“Hear the Beep Where You Sleep: Every Bedroom Needs a Working Smoke Alarm”
Every bedroom needs a working smoke alarm. If you didn’t know that, you’re not alone. An online questionnaire distributed by the National Fire Protection Association (NFPA) showed that less than half (42 percent) of approximately 36,000 respondents did not know that a smoke alarm should be installed in each bedroom of the home.
In an effort to better educate the public about this “sleepy” smoke alarm requirement, NFPA – the official sponsor of Fire Prevention Week for more than 90 years – today announced “Hear the Beep Where You Sleep: Every Bedroom Needs a Working Smoke Alarm” as the theme for this year’s Fire Prevention Week campaign, October 4-10, 2015. NFPA 72, National Fire Alarm Code®, requires a smoke alarm in every bedroom, outside each sleeping area and on every level of the home.
“While we’ve long suspected that many people don’t know they need a smoke alarm in each bedroom, the questionnaire we posted last year confirmed those suspicions,” said Lorraine Carli, NFPA’s vice president of Outreach and Advocacy. “Fire Prevention Week presents the perfect opportunity to better educate the public about this potentially life-saving message.”
According to NFPA statistics, half of all U.S. home fire deaths occur at night between the hours of 11:00 pm and 7:00 am, when people are most likely to be sleeping.
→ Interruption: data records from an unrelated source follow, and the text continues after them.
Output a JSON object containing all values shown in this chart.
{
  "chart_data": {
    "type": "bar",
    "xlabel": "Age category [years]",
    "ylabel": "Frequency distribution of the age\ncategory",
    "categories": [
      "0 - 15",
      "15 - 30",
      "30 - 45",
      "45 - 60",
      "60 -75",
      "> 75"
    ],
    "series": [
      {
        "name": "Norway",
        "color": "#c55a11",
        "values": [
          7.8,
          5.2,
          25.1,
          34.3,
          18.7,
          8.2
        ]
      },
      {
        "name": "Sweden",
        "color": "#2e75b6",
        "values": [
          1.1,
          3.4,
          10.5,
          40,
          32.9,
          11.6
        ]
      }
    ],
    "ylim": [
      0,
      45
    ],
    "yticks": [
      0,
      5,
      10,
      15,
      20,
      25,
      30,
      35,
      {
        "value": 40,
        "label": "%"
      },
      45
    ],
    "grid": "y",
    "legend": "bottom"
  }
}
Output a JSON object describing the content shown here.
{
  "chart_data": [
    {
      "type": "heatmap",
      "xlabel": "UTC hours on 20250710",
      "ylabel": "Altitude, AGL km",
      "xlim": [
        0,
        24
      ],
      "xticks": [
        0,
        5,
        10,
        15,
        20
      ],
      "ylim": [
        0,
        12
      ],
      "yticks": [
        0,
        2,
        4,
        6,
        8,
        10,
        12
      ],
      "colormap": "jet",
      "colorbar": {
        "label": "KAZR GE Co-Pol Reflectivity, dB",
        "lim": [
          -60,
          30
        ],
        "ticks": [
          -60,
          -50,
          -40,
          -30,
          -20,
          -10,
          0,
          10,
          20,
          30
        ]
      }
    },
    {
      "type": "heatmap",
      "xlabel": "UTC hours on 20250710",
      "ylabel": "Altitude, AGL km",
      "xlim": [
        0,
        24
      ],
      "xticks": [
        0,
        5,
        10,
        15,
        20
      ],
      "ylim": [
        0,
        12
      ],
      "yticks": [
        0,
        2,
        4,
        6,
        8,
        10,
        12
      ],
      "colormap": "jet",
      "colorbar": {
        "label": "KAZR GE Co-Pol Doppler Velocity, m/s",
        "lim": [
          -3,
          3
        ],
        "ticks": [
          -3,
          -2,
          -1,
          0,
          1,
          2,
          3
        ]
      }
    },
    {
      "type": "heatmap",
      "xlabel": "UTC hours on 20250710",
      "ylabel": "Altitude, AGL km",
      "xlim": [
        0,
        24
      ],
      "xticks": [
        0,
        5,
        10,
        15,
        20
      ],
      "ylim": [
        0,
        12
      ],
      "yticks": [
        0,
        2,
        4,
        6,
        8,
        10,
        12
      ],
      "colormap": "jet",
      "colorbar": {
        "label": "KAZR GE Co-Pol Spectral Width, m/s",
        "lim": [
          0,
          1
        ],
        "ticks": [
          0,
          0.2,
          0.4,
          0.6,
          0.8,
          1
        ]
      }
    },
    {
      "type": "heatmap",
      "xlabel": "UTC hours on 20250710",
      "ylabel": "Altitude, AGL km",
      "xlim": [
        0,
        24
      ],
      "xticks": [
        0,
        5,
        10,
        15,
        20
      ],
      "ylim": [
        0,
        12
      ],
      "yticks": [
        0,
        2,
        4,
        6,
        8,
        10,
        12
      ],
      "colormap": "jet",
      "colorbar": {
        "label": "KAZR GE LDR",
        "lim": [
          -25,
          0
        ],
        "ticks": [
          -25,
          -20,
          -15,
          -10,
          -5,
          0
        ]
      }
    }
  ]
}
Having a working smoke alarm in the home cuts the risk of dying in a fire in half. These facts underscore the extreme importance of having working smoke alarms in all bedrooms.
“Because fires can happen when people are sleeping, having working smoke alarms in bedrooms is a critical element of home fire safety,” said Carli, who notes that three out of every five U.S. home fire deaths resulted from fires in homes with no smoke alarms or no working smoke alarms. “Smoke alarms can make the difference between life and death in a fire by alerting people in time to escape safely, but they need to be installed in all the required locations, including all bedrooms, and they need to be working.”